Outlook: What to Watch

Positive Catalysts

• Stabilisation of revenue base above ₹1 crore quarterly

• New client wins in web/mobile application development

• Sustained margin improvement above 30%

• Entry of institutional investors signalling confidence

• Improvement in ROE above 10% threshold

Red Flags

• Further quarterly revenue decline below ₹0.60 crores

• Deterioration in operating margins from current levels

• Any promoter stake reduction or pledging emergence

• Continued absence of institutional participation

• Break below ₹86 (52-week low) support level

"With revenue contracting 51% from recent peaks, ROE languishing at 2.65%, and valuation multiples at unjustifiable premiums, Megri Soft presents a value trap rather than a value opportunity."

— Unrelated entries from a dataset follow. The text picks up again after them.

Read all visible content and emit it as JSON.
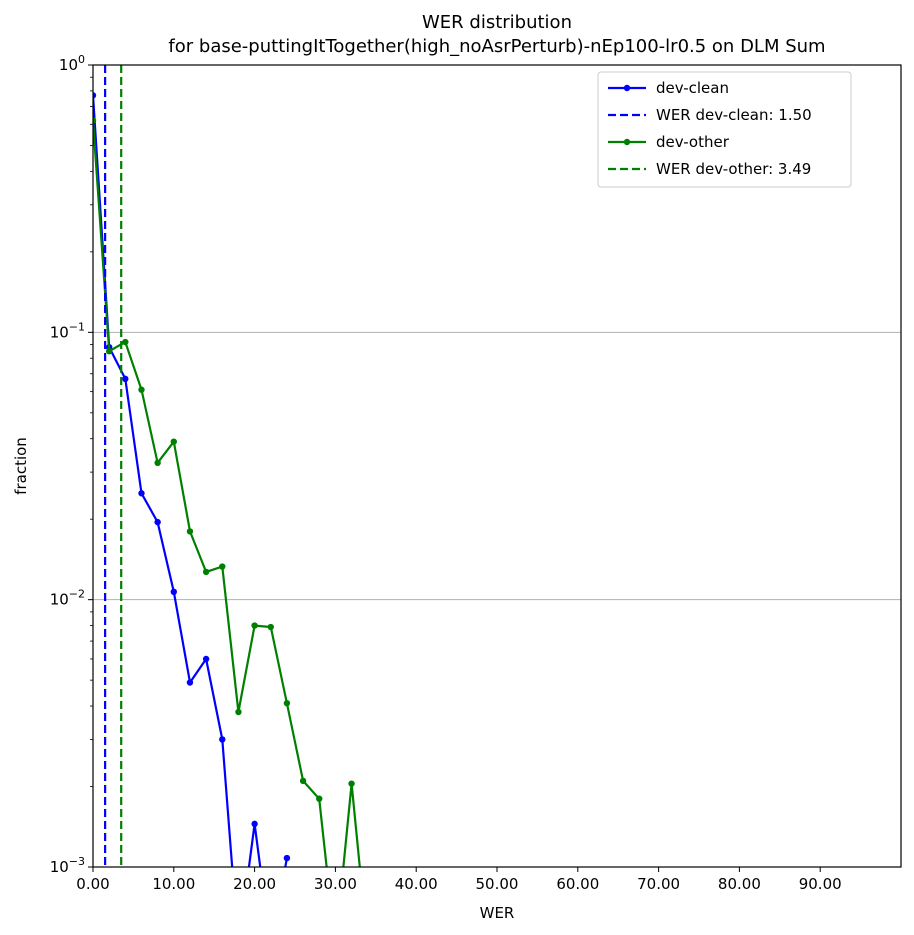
{
  "chart_data": {
    "type": "line",
    "title": "WER distribution",
    "subtitle": "for base-puttingItTogether(high_noAsrPerturb)-nEp100-lr0.5 on DLM Sum",
    "xlabel": "WER",
    "ylabel": "fraction",
    "xscale": "linear",
    "yscale": "log",
    "xlim": [
      0,
      100
    ],
    "ylim": [
      0.001,
      1
    ],
    "grid": "horizontal at y major ticks",
    "legend_position": "top-right",
    "x_tick_labels": [
      "0.00",
      "10.00",
      "20.00",
      "30.00",
      "40.00",
      "50.00",
      "60.00",
      "70.00",
      "80.00",
      "90.00"
    ],
    "y_tick_labels": [
      {
        "base": "10",
        "exp": "0"
      },
      {
        "base": "10",
        "exp": "−1"
      },
      {
        "base": "10",
        "exp": "−2"
      },
      {
        "base": "10",
        "exp": "−3"
      }
    ],
    "series": [
      {
        "name": "dev-clean",
        "color": "#0000ff",
        "style": "solid-with-markers",
        "x": [
          0,
          2,
          4,
          6,
          8,
          10,
          12,
          14,
          16,
          18,
          20,
          22,
          24
        ],
        "y": [
          0.77,
          0.088,
          0.067,
          0.025,
          0.0195,
          0.0107,
          0.0049,
          0.006,
          0.003,
          0.0005,
          0.00145,
          0.0005,
          0.00108
        ]
      },
      {
        "name": "dev-other",
        "color": "#008000",
        "style": "solid-with-markers",
        "x": [
          0,
          2,
          4,
          6,
          8,
          10,
          12,
          14,
          16,
          18,
          20,
          22,
          24,
          26,
          28,
          30,
          32,
          34
        ],
        "y": [
          0.62,
          0.085,
          0.092,
          0.061,
          0.0325,
          0.039,
          0.018,
          0.0127,
          0.0133,
          0.0038,
          0.008,
          0.0079,
          0.0041,
          0.0021,
          0.0018,
          0.0005,
          0.00205,
          0.0005
        ]
      }
    ],
    "vlines": [
      {
        "name": "WER dev-clean: 1.50",
        "x": 1.5,
        "color": "#0000ff",
        "style": "dashed"
      },
      {
        "name": "WER dev-other: 3.49",
        "x": 3.49,
        "color": "#008000",
        "style": "dashed"
      }
    ],
    "legend": [
      {
        "label": "dev-clean",
        "color": "#0000ff",
        "kind": "line-marker"
      },
      {
        "label": "WER dev-clean: 1.50",
        "color": "#0000ff",
        "kind": "dashed"
      },
      {
        "label": "dev-other",
        "color": "#008000",
        "kind": "line-marker"
      },
      {
        "label": "WER dev-other: 3.49",
        "color": "#008000",
        "kind": "dashed"
      }
    ]
  }
}
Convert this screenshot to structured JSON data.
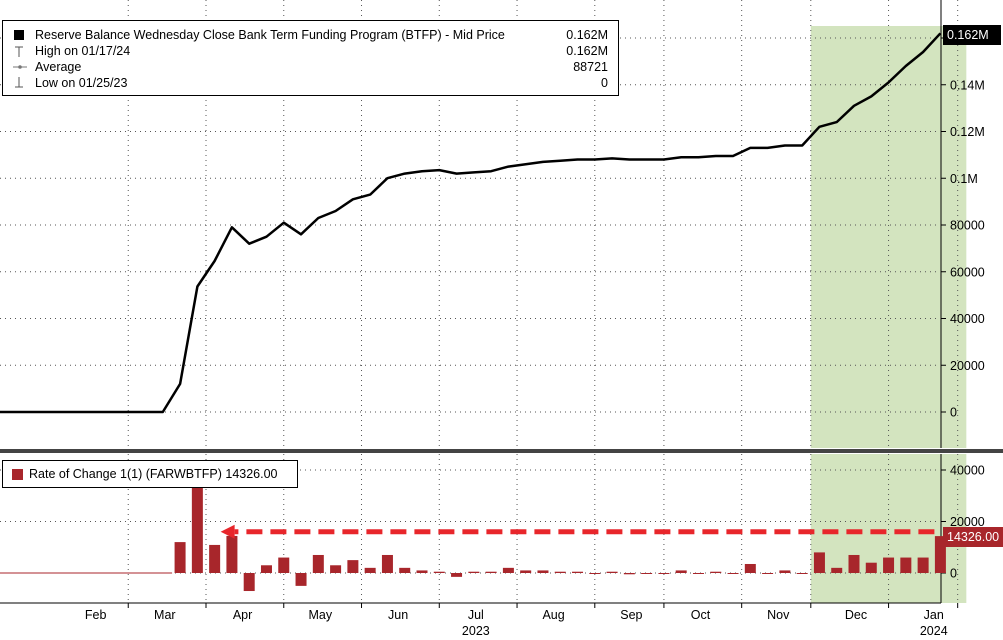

The Verdict: Avoid This Deteriorating Micro-Cap

STRONG SELL

Score: 21/100

For Fresh Investors: Avoid entirely. The combination of deteriorating revenues, extremely weak return metrics (ROE of 2.65%), expensive valuation (P/E of 54x), and bearish technical trend creates an unfavourable risk-reward profile. Zero institutional interest validates concerns about the business model's sustainability.

For Existing Holders: Consider exiting on any technical bounce towards ₹100-105 levels. The persistent revenue decline from ₹1.38 crores in Q4 FY24 to ₹0.67 crores currently represents a structural deterioration that margin improvements cannot offset. With the stock down 45% over the past year and trading at premium valuations despite weak fundamentals, holding carries significant downside risk.

Fair Value Estimate: ₹65-70 (31-36% downside from current levels) – Based on sustainable ROE of 3%, conservative P/BV of 0.9x, and book value of ₹71.23 per share

Note- ROCE= (EBIT - Other income)/(Capital Employed - Cash - Current Investments)

⚠️ Investment Disclaimer

This article is for educational and informational purposes only and should not be construed as financial advice. Investors should conduct their own due diligence, consider their risk tolerance and investment objectives, and consult with a qualified financial advisor before making any investment decisions.